I'm looking for a method of classifying scanned pages that consist largely of text.
Here are the particulars of my problem. I have a large collection of scanned documents and need to detect the presence of certain kinds of pages within these documents. I plan to "burst" the documents into their component pages (each of which is an individual image) and classify each of these images as either "A" or "B". But I can't figure out the best way to do this.
More details:
EDIT:
I will answer in 3 parts since your problem is clearly a large one and I would highly recommend manual method with cheap labour if the collection of pages does not exceed a 1000.

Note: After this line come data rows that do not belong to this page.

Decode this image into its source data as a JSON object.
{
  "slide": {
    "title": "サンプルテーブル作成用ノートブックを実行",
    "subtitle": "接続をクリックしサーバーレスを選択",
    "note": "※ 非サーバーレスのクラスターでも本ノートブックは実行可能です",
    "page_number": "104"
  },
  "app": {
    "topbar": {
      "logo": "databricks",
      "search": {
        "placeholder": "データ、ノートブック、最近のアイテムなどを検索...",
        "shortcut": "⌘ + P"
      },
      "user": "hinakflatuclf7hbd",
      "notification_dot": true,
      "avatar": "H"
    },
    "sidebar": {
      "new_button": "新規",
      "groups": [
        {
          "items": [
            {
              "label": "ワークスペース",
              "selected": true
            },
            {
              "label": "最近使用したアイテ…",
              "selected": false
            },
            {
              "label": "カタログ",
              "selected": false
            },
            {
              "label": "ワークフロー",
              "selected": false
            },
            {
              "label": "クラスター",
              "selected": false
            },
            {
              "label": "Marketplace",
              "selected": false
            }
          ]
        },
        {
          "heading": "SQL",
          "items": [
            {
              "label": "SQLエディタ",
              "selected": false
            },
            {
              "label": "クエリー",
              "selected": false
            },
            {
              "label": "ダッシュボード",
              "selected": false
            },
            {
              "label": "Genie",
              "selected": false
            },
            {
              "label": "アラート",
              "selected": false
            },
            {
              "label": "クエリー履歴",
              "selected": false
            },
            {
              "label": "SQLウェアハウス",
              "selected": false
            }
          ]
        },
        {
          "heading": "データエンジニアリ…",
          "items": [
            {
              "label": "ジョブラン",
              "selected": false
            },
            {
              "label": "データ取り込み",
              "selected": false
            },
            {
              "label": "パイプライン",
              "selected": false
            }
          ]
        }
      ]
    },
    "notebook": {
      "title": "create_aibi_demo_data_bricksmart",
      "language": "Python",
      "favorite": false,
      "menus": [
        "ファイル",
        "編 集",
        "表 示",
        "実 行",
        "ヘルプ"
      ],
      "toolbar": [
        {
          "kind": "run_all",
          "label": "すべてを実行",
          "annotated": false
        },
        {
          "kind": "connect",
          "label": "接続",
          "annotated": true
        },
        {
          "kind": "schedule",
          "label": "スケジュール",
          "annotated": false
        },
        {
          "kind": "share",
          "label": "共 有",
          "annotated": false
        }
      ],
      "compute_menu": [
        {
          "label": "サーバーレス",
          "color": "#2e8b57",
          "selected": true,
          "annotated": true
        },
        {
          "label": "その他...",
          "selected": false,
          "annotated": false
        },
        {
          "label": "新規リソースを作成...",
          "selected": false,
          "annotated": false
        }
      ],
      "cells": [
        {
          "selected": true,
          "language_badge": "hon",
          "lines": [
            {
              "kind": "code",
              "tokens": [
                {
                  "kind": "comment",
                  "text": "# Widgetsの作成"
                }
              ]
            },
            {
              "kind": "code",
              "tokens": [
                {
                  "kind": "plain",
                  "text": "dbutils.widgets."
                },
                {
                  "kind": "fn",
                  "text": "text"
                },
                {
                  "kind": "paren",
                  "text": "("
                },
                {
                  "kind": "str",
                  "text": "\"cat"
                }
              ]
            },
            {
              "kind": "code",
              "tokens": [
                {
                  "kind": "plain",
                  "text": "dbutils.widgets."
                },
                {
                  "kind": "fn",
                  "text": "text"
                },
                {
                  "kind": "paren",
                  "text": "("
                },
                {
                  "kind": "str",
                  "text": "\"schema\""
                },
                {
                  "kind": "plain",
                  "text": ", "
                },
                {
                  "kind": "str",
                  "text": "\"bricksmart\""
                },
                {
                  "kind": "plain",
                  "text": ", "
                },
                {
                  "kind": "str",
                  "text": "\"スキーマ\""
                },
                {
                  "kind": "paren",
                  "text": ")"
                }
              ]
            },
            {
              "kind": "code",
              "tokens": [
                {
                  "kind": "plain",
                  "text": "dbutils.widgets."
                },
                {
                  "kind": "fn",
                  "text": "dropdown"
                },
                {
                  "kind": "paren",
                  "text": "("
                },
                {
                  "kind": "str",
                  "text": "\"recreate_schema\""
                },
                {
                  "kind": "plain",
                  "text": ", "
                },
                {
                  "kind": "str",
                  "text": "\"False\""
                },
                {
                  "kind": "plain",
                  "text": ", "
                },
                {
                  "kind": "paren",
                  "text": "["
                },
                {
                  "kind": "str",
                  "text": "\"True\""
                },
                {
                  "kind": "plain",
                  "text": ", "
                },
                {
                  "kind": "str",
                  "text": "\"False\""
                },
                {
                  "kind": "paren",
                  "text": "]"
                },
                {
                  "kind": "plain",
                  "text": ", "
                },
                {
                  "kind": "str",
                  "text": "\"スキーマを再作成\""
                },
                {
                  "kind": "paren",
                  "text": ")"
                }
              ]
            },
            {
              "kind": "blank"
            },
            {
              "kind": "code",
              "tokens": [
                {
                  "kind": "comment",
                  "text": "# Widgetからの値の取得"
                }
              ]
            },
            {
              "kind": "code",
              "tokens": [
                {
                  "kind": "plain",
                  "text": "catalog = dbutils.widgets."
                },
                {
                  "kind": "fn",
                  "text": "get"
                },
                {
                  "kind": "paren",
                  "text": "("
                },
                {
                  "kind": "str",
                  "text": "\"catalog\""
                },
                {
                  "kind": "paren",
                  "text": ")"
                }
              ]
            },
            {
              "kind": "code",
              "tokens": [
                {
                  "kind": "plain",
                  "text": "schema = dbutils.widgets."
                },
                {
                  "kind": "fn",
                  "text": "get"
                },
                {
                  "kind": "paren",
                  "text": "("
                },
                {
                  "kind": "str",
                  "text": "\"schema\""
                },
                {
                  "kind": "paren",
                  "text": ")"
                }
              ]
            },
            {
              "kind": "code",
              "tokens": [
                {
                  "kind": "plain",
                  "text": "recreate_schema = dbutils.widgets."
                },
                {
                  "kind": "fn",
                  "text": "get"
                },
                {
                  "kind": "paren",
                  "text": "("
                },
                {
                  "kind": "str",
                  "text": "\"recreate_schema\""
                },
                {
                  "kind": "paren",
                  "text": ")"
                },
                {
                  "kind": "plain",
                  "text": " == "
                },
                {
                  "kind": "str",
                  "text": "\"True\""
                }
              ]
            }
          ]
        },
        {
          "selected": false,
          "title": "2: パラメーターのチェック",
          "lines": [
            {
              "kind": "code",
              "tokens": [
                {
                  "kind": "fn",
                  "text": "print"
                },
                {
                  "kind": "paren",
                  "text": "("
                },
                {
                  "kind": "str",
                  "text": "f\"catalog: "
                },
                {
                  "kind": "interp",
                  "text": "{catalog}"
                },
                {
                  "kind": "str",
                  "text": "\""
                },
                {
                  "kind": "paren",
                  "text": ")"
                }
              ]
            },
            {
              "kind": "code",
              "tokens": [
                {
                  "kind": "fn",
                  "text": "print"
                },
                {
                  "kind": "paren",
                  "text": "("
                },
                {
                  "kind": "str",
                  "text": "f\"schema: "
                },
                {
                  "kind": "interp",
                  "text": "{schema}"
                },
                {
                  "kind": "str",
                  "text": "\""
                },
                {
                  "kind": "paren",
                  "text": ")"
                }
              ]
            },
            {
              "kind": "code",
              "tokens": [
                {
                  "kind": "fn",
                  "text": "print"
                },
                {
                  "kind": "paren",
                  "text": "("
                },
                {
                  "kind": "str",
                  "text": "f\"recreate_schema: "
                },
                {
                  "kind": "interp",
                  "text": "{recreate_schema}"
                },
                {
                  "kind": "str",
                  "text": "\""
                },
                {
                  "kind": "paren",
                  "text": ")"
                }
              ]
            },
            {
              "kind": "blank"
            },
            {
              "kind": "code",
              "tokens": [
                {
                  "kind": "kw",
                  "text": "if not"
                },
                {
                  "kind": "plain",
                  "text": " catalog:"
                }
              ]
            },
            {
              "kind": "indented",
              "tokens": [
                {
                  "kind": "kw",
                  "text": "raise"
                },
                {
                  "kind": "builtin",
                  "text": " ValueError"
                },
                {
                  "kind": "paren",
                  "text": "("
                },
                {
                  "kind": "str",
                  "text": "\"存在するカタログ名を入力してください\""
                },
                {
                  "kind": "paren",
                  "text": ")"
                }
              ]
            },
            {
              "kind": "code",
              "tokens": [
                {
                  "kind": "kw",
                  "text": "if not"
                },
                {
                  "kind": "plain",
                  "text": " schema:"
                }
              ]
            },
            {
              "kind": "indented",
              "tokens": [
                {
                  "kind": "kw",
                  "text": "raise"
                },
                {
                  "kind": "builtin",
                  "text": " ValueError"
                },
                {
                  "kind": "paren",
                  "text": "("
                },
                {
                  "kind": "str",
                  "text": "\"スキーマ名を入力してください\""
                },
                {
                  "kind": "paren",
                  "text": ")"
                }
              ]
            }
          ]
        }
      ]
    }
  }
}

Part 1: Feature Extraction - You have a very large array of features to choose from in the object detection field. Since one of your requirements is rotation invariance, I would recommend the SIFT/SURF class of features. You might also find Harris corners etc. suitable. Deciding which features to use can require expert knowledge and if you have computing power I would recommend creating a nice melting pot of features and passing it through a classifier training based importance estimator.
Part 2: Classifier Selection - I am a great fan of the Random Forest classifier. The concept is very simple to grasp and it is highly flexible and non-parametric. Tuning requires very few parameters and you can also run it in a parameter selection mode during supervised training.
Part 3: Implementation - Python in essence is a glue language. Pure python implementations for image processing are never going to be very fast. I recommend using a combination of OpenCV for feature detection and R for statistical work and classifiers.
The solution may seem over-engineered but machine learning has never been a simple task even when the difference between pages is simply that they are the left-hand and right-hand pages of a book.